Sure. $z$ and $z-1$ must divide 1999. That's impossible.

 

[timetraveller123]

wow that was easy thanks a lot
is this is a standard trick in solving such problems
but can you help me with proving 1999 is not a root of the polynomial

 

[Dick]

wow that was easy thanks a lot
is this is a standard trick in solving such problems
but can you help me with proving 1999 is not a root of the polynomial

I don't know that it's a standard anything. It's just something I thought of thinking about the problem. Showing there are no integer roots pretty much rules out 1999 being a root. If you mean an alternative way like haruspex and Buffu were suggesting, I'm not sure. Maybe they would like to elaborate...

 

[Buffu]

I don't know that it's a standard anything. It's just something I thought of thinking about the problem. Showing there are no integer roots pretty much rules out 1999 being a root. If you mean an alternative way like haruspex and Buffu were suggesting, I'm not sure. Maybe they would like to elaborate...

I think I have to say sorry because now I don't know how to prove $1999$ is not a root. When I saw this question I scribbled something on paper which looked convincing to me at that point as a proof but now I look at it again I think I am missing one key element. I am really sorry.

Here is my approach, I think one key information is missing,

Using vieta's formula,

$\dfrac{|a_1|}{|a_n|} = |r_2 ... r_n + r_1 r_3 ... r_n + ... + r_1 r_2... r_{n-1}|$

$|a_1| =r_1 \left| \dfrac{1}{r_1} + \dfrac{1}{r_2} + \cdots + \dfrac1{r_n}\right|$

I thought it was easy enough to see that $a_1$ is not a integer if $r_1 = 1999$ but now that I look at the proof again I see that I don't have any convincing argument to prove that $\left| \dfrac{1}{r_1} + \dfrac{1}{r_2} + \cdots + \dfrac1{r_n}\right|$ is not a integer.

I think @haruspex have a proof that 1999 is not root.

 

[haruspex]

I think @haruspex have a proof that 1999 is not root

Like you, I thought I did, but it didn't pan out. I could show (if 1999 is a root) that a₁=-1 and that 1999 must divide a₂ exactly once more than it divides a₃. After that it petered out.
An interesting corollary of Dick's observation is that if a polynomial has integer coefficients then the gradient between two integer values of x is also an integer.

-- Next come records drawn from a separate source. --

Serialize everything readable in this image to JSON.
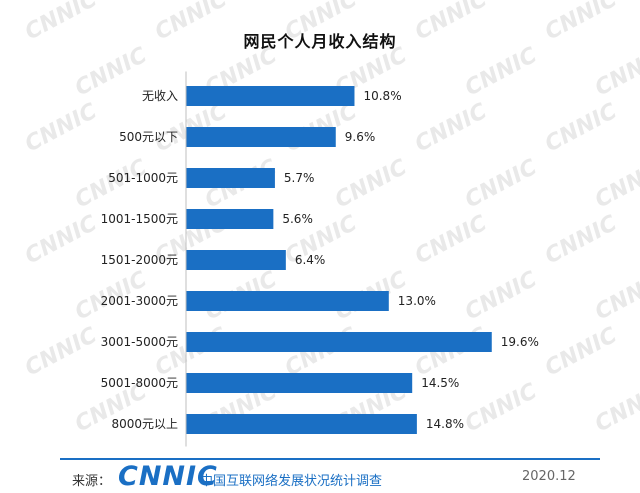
{
  "chart_data": {
    "type": "bar",
    "orientation": "horizontal",
    "title": "网民个人月收入结构",
    "categories": [
      "无收入",
      "500元以下",
      "501-1000元",
      "1001-1500元",
      "1501-2000元",
      "2001-3000元",
      "3001-5000元",
      "5001-8000元",
      "8000元以上"
    ],
    "values": [
      10.8,
      9.6,
      5.7,
      5.6,
      6.4,
      13.0,
      19.6,
      14.5,
      14.8
    ],
    "data_labels": [
      "10.8%",
      "9.6%",
      "5.7%",
      "5.6%",
      "6.4%",
      "13.0%",
      "19.6%",
      "14.5%",
      "14.8%"
    ],
    "value_unit": "%",
    "xlim": [
      0,
      20
    ],
    "grid": false,
    "legend": "none",
    "bar_color": "#1a6fc4"
  },
  "footer": {
    "source_label": "来源：",
    "brand": "CNNIC",
    "org_name": "中国互联网络发展状况统计调查",
    "date": "2020.12"
  },
  "watermark": {
    "text": "CNNIC",
    "color": "#e9e9e9"
  }
}
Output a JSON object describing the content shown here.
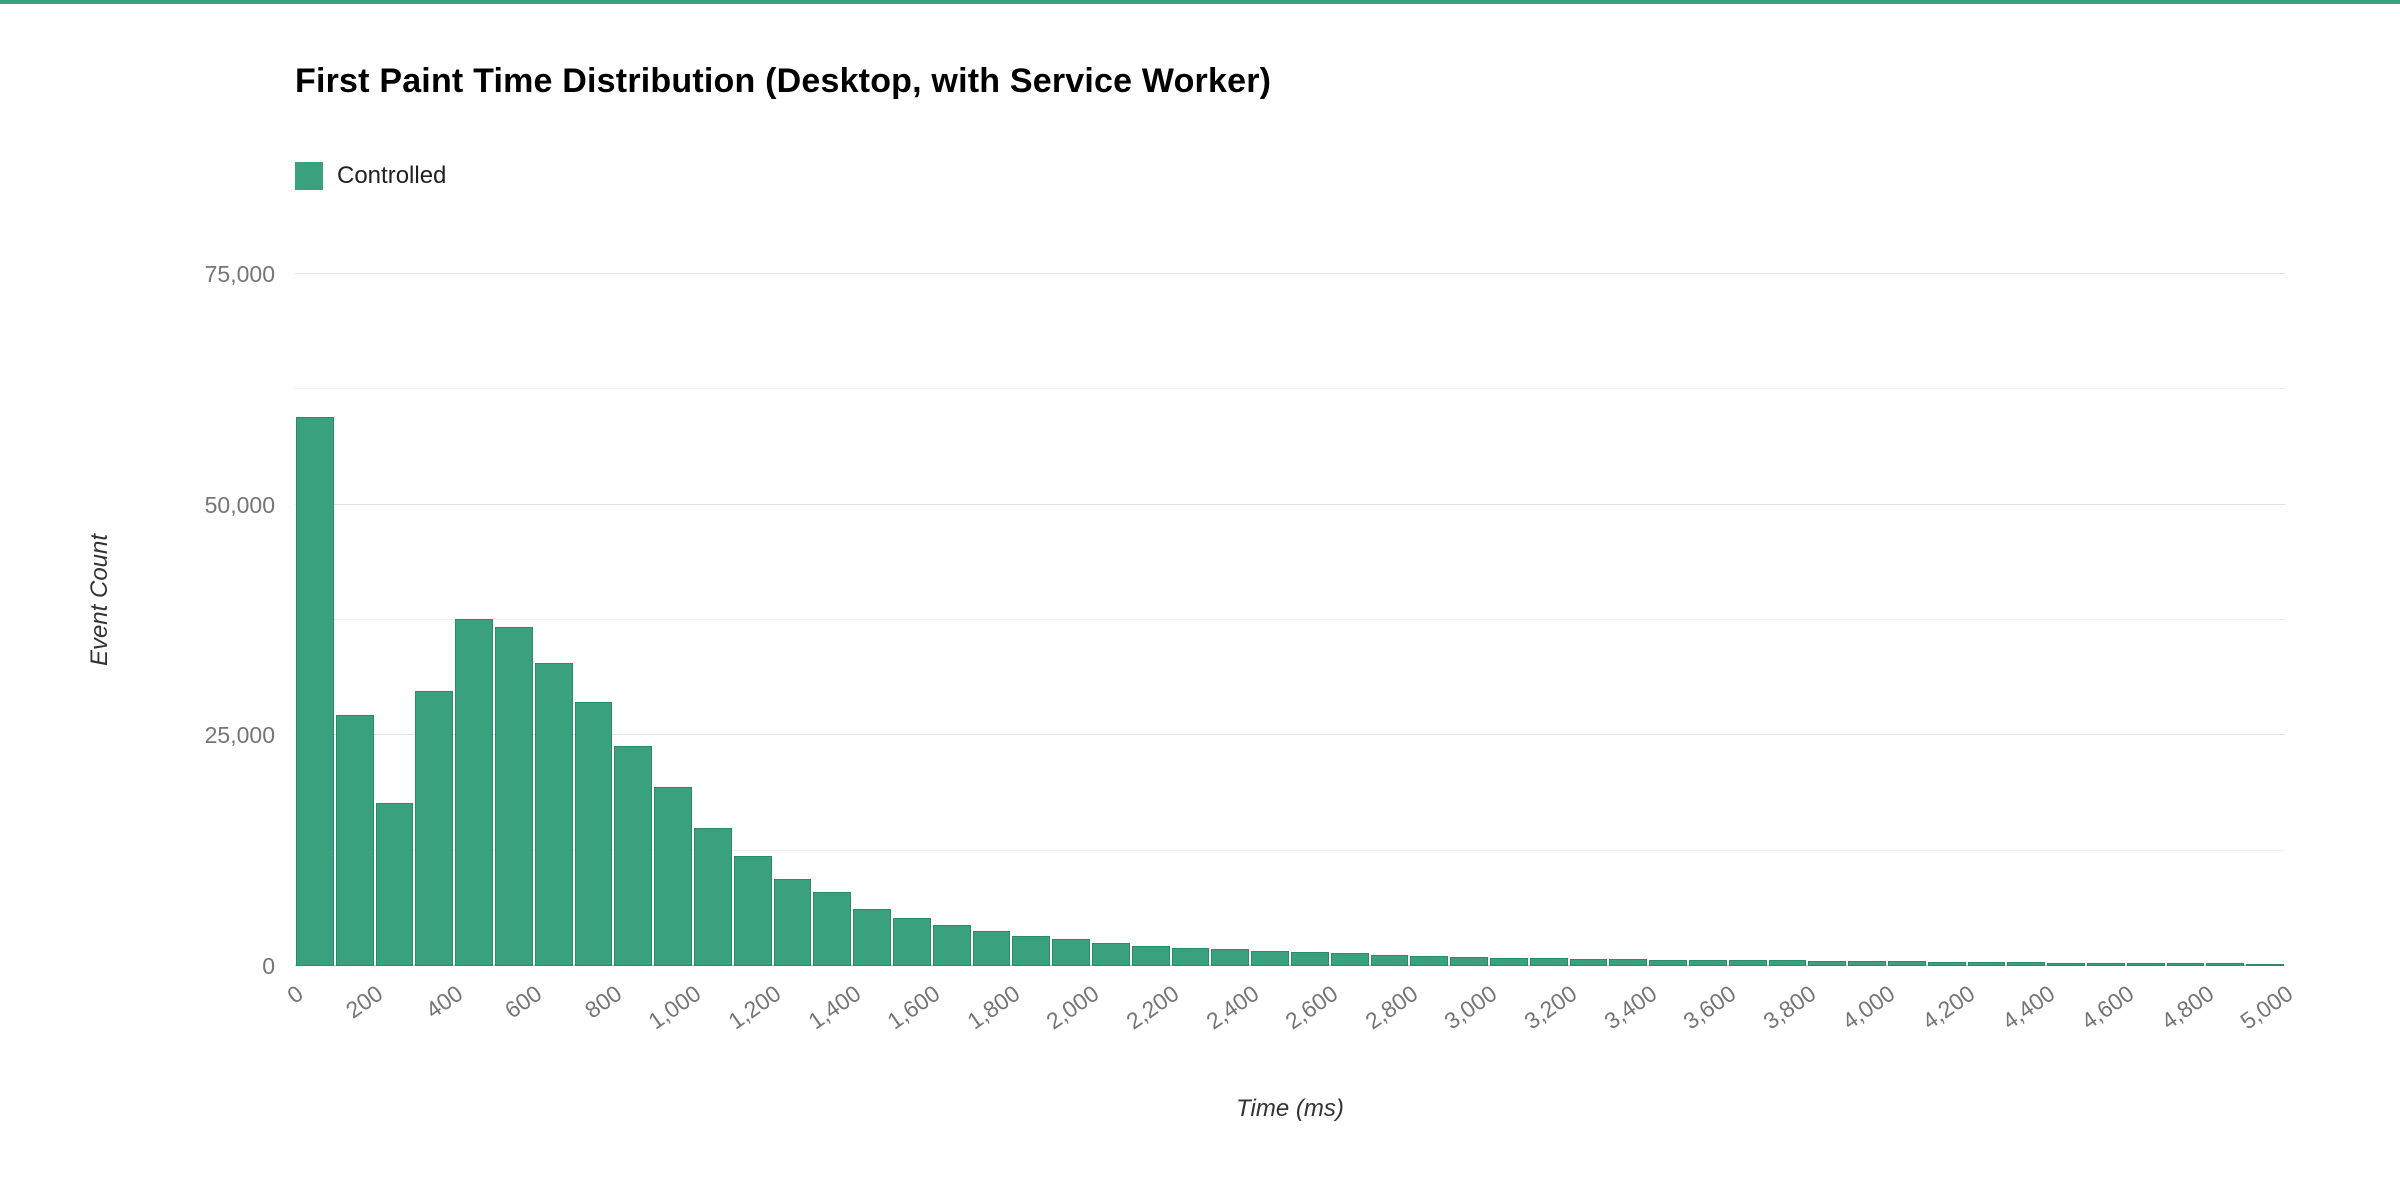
{
  "page": {
    "accent_color": "#3aa17e",
    "background": "#ffffff"
  },
  "chart_data": {
    "type": "histogram",
    "title": "First Paint Time Distribution (Desktop, with Service Worker)",
    "xlabel": "Time (ms)",
    "ylabel": "Event Count",
    "legend": {
      "position": "top",
      "entries": [
        {
          "label": "Controlled",
          "color": "#3aa17e"
        }
      ]
    },
    "bar_border": "#2d8a67",
    "bin_width_ms": 100,
    "x_range": [
      0,
      5000
    ],
    "ylim": [
      0,
      80000
    ],
    "grid": "on",
    "y_ticks": [
      {
        "value": 0,
        "label": "0"
      },
      {
        "value": 25000,
        "label": "25,000"
      },
      {
        "value": 50000,
        "label": "50,000"
      },
      {
        "value": 75000,
        "label": "75,000"
      }
    ],
    "y_minor_ticks": [
      12500,
      37500,
      62500
    ],
    "x_tick_values": [
      0,
      200,
      400,
      600,
      800,
      1000,
      1200,
      1400,
      1600,
      1800,
      2000,
      2200,
      2400,
      2600,
      2800,
      3000,
      3200,
      3400,
      3600,
      3800,
      4000,
      4200,
      4400,
      4600,
      4800,
      5000
    ],
    "x_tick_labels": [
      "0",
      "200",
      "400",
      "600",
      "800",
      "1,000",
      "1,200",
      "1,400",
      "1,600",
      "1,800",
      "2,000",
      "2,200",
      "2,400",
      "2,600",
      "2,800",
      "3,000",
      "3,200",
      "3,400",
      "3,600",
      "3,800",
      "4,000",
      "4,200",
      "4,400",
      "4,600",
      "4,800",
      "5,000"
    ],
    "values": [
      59500,
      27200,
      17700,
      29800,
      37600,
      36700,
      32900,
      28600,
      23900,
      19400,
      15000,
      11900,
      9400,
      8000,
      6200,
      5200,
      4400,
      3800,
      3300,
      2900,
      2500,
      2200,
      2000,
      1800,
      1600,
      1500,
      1400,
      1200,
      1100,
      1000,
      900,
      850,
      800,
      750,
      700,
      650,
      600,
      600,
      550,
      500,
      500,
      450,
      400,
      400,
      350,
      350,
      300,
      300,
      300,
      250
    ]
  }
}
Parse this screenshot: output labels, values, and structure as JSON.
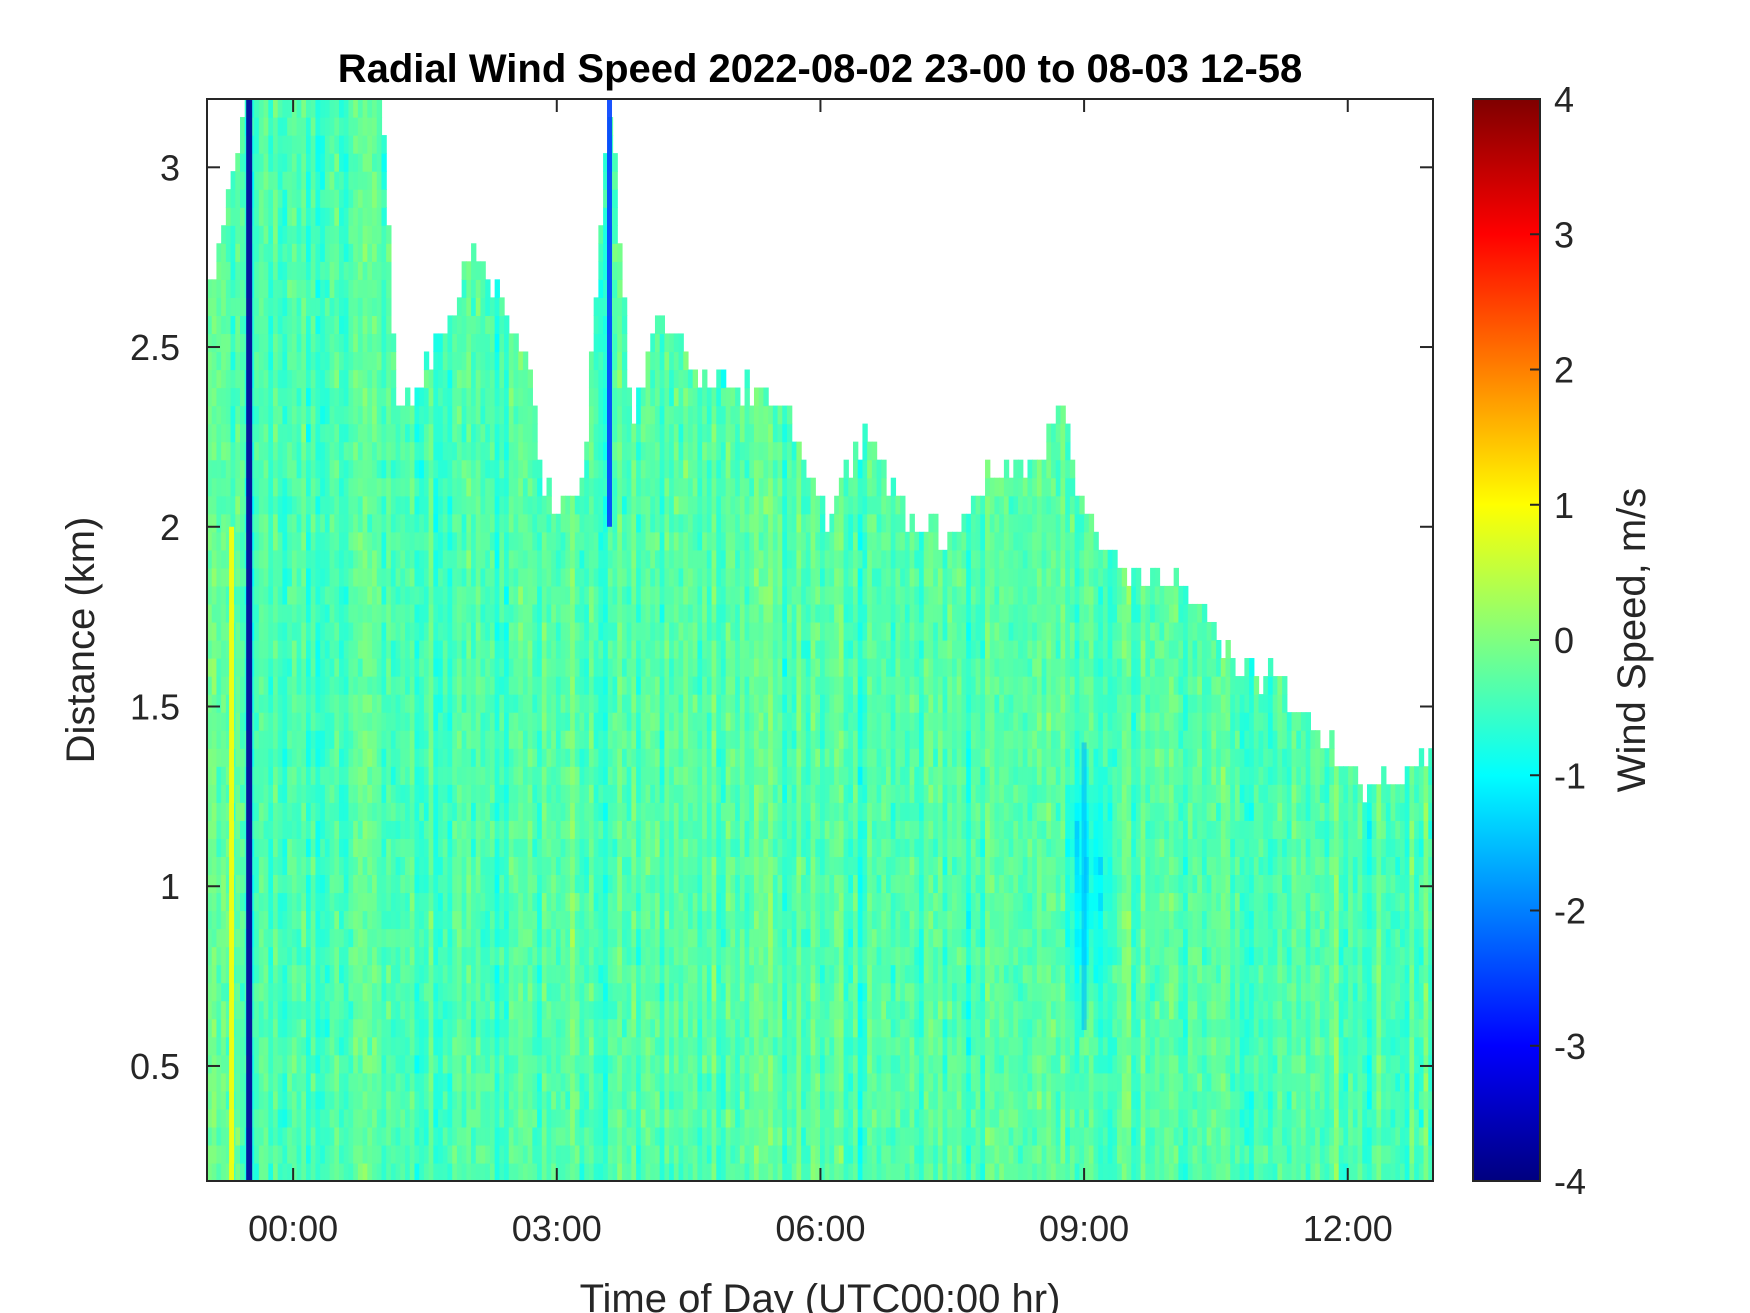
{
  "chart_data": {
    "type": "heatmap",
    "title": "Radial Wind Speed 2022-08-02 23-00 to 08-03 12-58",
    "xlabel": "Time of Day (UTC00:00 hr)",
    "ylabel": "Distance (km)",
    "x_ticks": [
      {
        "value": 0,
        "label": "00:00"
      },
      {
        "value": 3,
        "label": "03:00"
      },
      {
        "value": 6,
        "label": "06:00"
      },
      {
        "value": 9,
        "label": "09:00"
      },
      {
        "value": 12,
        "label": "12:00"
      }
    ],
    "y_ticks": [
      {
        "value": 0.5,
        "label": "0.5"
      },
      {
        "value": 1,
        "label": "1"
      },
      {
        "value": 1.5,
        "label": "1.5"
      },
      {
        "value": 2,
        "label": "2"
      },
      {
        "value": 2.5,
        "label": "2.5"
      },
      {
        "value": 3,
        "label": "3"
      }
    ],
    "xlim": [
      -0.98,
      12.97
    ],
    "ylim": [
      0.18,
      3.19
    ],
    "colorbar": {
      "label": "Wind Speed, m/s",
      "range": [
        -4,
        4
      ],
      "colormap": "jet",
      "ticks": [
        {
          "value": 4,
          "label": "4"
        },
        {
          "value": 3,
          "label": "3"
        },
        {
          "value": 2,
          "label": "2"
        },
        {
          "value": 1,
          "label": "1"
        },
        {
          "value": 0,
          "label": "0"
        },
        {
          "value": -1,
          "label": "-1"
        },
        {
          "value": -2,
          "label": "-2"
        },
        {
          "value": -3,
          "label": "-3"
        },
        {
          "value": -4,
          "label": "-4"
        }
      ]
    },
    "data_top_profile": [
      {
        "t": -0.98,
        "h": 2.6
      },
      {
        "t": -0.5,
        "h": 3.19
      },
      {
        "t": 1.0,
        "h": 3.19
      },
      {
        "t": 1.2,
        "h": 2.3
      },
      {
        "t": 1.8,
        "h": 2.55
      },
      {
        "t": 2.0,
        "h": 2.75
      },
      {
        "t": 2.4,
        "h": 2.6
      },
      {
        "t": 2.7,
        "h": 2.4
      },
      {
        "t": 2.85,
        "h": 2.05
      },
      {
        "t": 3.3,
        "h": 2.1
      },
      {
        "t": 3.6,
        "h": 3.19
      },
      {
        "t": 3.85,
        "h": 2.3
      },
      {
        "t": 4.2,
        "h": 2.55
      },
      {
        "t": 4.6,
        "h": 2.4
      },
      {
        "t": 5.2,
        "h": 2.35
      },
      {
        "t": 5.7,
        "h": 2.25
      },
      {
        "t": 6.1,
        "h": 2.0
      },
      {
        "t": 6.5,
        "h": 2.25
      },
      {
        "t": 7.0,
        "h": 2.0
      },
      {
        "t": 7.5,
        "h": 1.95
      },
      {
        "t": 8.0,
        "h": 2.15
      },
      {
        "t": 8.5,
        "h": 2.15
      },
      {
        "t": 8.75,
        "h": 2.35
      },
      {
        "t": 9.0,
        "h": 2.0
      },
      {
        "t": 9.5,
        "h": 1.85
      },
      {
        "t": 10.2,
        "h": 1.8
      },
      {
        "t": 10.7,
        "h": 1.6
      },
      {
        "t": 11.2,
        "h": 1.55
      },
      {
        "t": 11.6,
        "h": 1.4
      },
      {
        "t": 12.2,
        "h": 1.25
      },
      {
        "t": 12.6,
        "h": 1.3
      },
      {
        "t": 12.97,
        "h": 1.35
      }
    ],
    "features": [
      {
        "t": -0.5,
        "from": 0.18,
        "to": 3.19,
        "value": -3.8
      },
      {
        "t": -0.7,
        "from": 0.18,
        "to": 2.0,
        "value": 1.0
      },
      {
        "t": 3.6,
        "from": 2.0,
        "to": 3.19,
        "value": -2.5
      },
      {
        "t": 9.0,
        "from": 0.6,
        "to": 1.4,
        "value": -1.6
      }
    ]
  }
}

can you help me with proving 1999 is not a root of the polynomial

Haven't you proved that in post #28?

 

[timetraveller123]

yup that happened to me too at first before i posted here happens to every one but thanks a lot
@haruspex
how did you show if r₁ is 1999 then a₁ = -1 please tell me
@Dick
what i want to know how did you just pull out such a thing like how did you notice about the formula you said that's what i want to know that's why i asked if it is a standard thing and it is astonishing to me that you randomly thought of that please tell me thanks every one

 

[Dick]

yup that happened to me too at first before i posted here happens to every one but thanks a lot
@haruspex
how did you show if r₁ is 1999 then a₁ = -1 please tell me
@Dick
what i want to know how did you just pull out such a thing like how did you notice about the formula you said that's what i want to know that's why i asked if it is a standard thing and it is astonishing to me that you randomly thought of that please tell me thanks every one

Well, it wasn't exactly 'random'. I thought if there is a root then $f(n)=0$ for some $n$. Ok, so $f(n)-f(0)=f(n)-f(1)=-1999$ and 1999 is prime. Must be something wrong with that. Must be a factor. Then look at the differences and notice things like $n^i-1^i$ have $n-1$ as a factor. That's all. It's not that big a leap if you think along the right lines. Getting stuck trying to get the result using the rational roots theorem appears to be a bit of a trap.